Pensionat und Damenstift vor 1914
Zum 1. Juni 1866 war die Einrichtung des Klosters soweit, dass das Pensionat eröffnet werden konnte. Der alte Fronhof in Remagen wurde damit zum ersten Haushaltspensionat in Deutschland, wo jungen katholischen Mädchen die Möglichkeit einer gediegenen Ausbildung als Hausfrau und Mutter geboten wurde. Gleichzeitig wurde in St. Anna eine Töchterschule eröffnet. Hier sollte Mädchen der Remagener Stadtbewohner Gelegenheit zu höherer Bildung gegeben werden. Diese Schule hat es durch die Ungunst damaliger Verhältnisse nie zu einer größeren Zahl von Schülerinnen gebracht. 1876 musste die Schule bereits infolge des Kulturkampfs geschlossen werden. Im Juli 1866 zogen die ersten Damen in St. Anna ein. Im April 1867 kam Freifrau von Kylmann ins Haus, Tante des Freiherrn von Eynatten, Kammerherr der Kaiserin und Königin Augusta. Im Herbst 1866 wohnten bereits zwölf Ordensschwestern, sieben Damen und zwölf Pensionärinnen im Haus. Die höhere Schule wurde von zwanzig Schülerinnen besucht. 1868 wurde im Pensionat eine Marianische Kongregation gegründet. Es dauerte nicht lange bis das Haus durch wohltätige Schenkungen und Stiftungen vergrößert werden konnte. Die im Kloster wohnenden Damen machten es sich zur Ehre, das Innere der Kapelle auszustatten. Im Kriegsjahr 1870 wurden fast alle Zöglinge von ihren besorgten Eltern nach Hause gerufen. In St. Anna versammelten sich die Schwestern aus den verschiedenen Filialen der Franziskanerinnen von Nonnenwerth, um als Krankenpflegerinnen in das Kampfgebiet des deutsch-französischen Krieges zu ziehen. Das Kloster selbst wurde als Lazarett eingerichtet. Im Jahre 1875 drohte dem Kloster Gefahr durch die Kulturkampfgesetze des preußischen Staates, nach denen lediglich die in der Krankenpflege tätigen Orden auf dem Staatsgebiet geduldet wurden. Es wurde die Auflösung der bestehenden Niederlassungen verfügt. Durch Vermittlung der Kaiserin und Königin Augusta wurde erreicht, dass die alten Damen in St. Anna bleiben konnten. Dagegen musste das Pensionat in die Hände einer weltlichen Vorsteherin übergehen. Nach der Aufhebung der Kulturkampfgesetze konnten die Orden ihre Arbeit wieder fortsetzen. Für das Anna-Kloster begann eine segensreiche Entwicklung.
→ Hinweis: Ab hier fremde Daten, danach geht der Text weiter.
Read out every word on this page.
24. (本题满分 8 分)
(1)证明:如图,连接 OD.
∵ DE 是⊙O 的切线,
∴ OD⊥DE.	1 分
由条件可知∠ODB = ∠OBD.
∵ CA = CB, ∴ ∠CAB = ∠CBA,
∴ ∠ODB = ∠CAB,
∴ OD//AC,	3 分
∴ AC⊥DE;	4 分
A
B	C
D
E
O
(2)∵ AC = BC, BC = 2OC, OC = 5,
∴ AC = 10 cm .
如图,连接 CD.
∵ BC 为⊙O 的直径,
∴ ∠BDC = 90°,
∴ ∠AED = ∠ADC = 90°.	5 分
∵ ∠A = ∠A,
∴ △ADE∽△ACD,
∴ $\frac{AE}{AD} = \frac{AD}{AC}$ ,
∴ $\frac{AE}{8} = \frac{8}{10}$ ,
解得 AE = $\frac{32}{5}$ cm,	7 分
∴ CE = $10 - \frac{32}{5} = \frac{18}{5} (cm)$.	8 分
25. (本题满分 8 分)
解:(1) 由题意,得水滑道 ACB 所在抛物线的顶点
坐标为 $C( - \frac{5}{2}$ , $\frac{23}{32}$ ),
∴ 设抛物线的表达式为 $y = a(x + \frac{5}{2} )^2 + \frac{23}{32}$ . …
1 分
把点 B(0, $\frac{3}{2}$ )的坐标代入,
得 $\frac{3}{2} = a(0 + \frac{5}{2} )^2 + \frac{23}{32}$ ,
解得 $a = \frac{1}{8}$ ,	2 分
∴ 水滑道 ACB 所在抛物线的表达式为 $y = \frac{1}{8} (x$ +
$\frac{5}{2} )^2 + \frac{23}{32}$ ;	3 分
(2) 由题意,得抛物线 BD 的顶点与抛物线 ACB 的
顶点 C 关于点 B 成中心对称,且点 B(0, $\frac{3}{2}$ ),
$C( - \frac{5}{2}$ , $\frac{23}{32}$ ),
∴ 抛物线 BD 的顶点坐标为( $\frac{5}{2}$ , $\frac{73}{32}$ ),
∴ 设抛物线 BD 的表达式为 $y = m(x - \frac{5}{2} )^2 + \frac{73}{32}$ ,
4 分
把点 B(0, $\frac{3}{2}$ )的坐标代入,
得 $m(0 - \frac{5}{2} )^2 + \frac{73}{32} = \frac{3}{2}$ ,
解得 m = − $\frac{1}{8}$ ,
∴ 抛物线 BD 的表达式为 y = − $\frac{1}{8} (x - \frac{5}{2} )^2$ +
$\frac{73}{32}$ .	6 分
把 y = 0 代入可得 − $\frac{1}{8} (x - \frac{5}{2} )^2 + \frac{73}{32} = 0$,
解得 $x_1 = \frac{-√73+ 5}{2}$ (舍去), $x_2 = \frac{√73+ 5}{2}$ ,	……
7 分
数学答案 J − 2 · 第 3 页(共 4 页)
St. Anna-Kloster Remagen, vor 1916
Bereits 1882 konnte das Haus an den beiden Seitenflügeln durch Anbauten erweitert werden. 1892 wurde der Flügel zur heutigen Markstraßeangebaut. Auch die Ökonomiegebäude und Gartenanlagen wurden bedeutend vergrößert, der Gemüsegarten und Laubengang angelegt. Die Zahl der Hausbewohner nahm ständig zu. Im Jahre 1890 wohnten in St. Anna 30 Ordensschwestern, 48 Pensionärinnen und 14 Damen. Das eintausendste „St. Anna-Kind“ konnte 1895 in die Stammrolle des Klosters eingetragen werden. Die Steigerung des Klosterbetriebes machte bald eine weitere Vergrößerung des Hauses notwendig. 1904 wurde mit den Anbauarbeiten durch den Baumeister und Architekten Caspar Clemens Pickel (1847 – 1939) begonnen. Die Einweihung des neuen Hausteils fand 1906 statt. Gleichzeitig wurde eine neue Marienkapelle erbaut. Das heute noch stehende Gebäude wurde am 29. November 1906 als Kirche geweiht. Bereits 1896 hatten die Schwestern für die Kinder von Remagen eine Verwahrschule in einem gemieteten Saal in der Grabenstraße eröffnet und eine Näh- und Industrieschule für die Mädchen der Stadt eingerichtet.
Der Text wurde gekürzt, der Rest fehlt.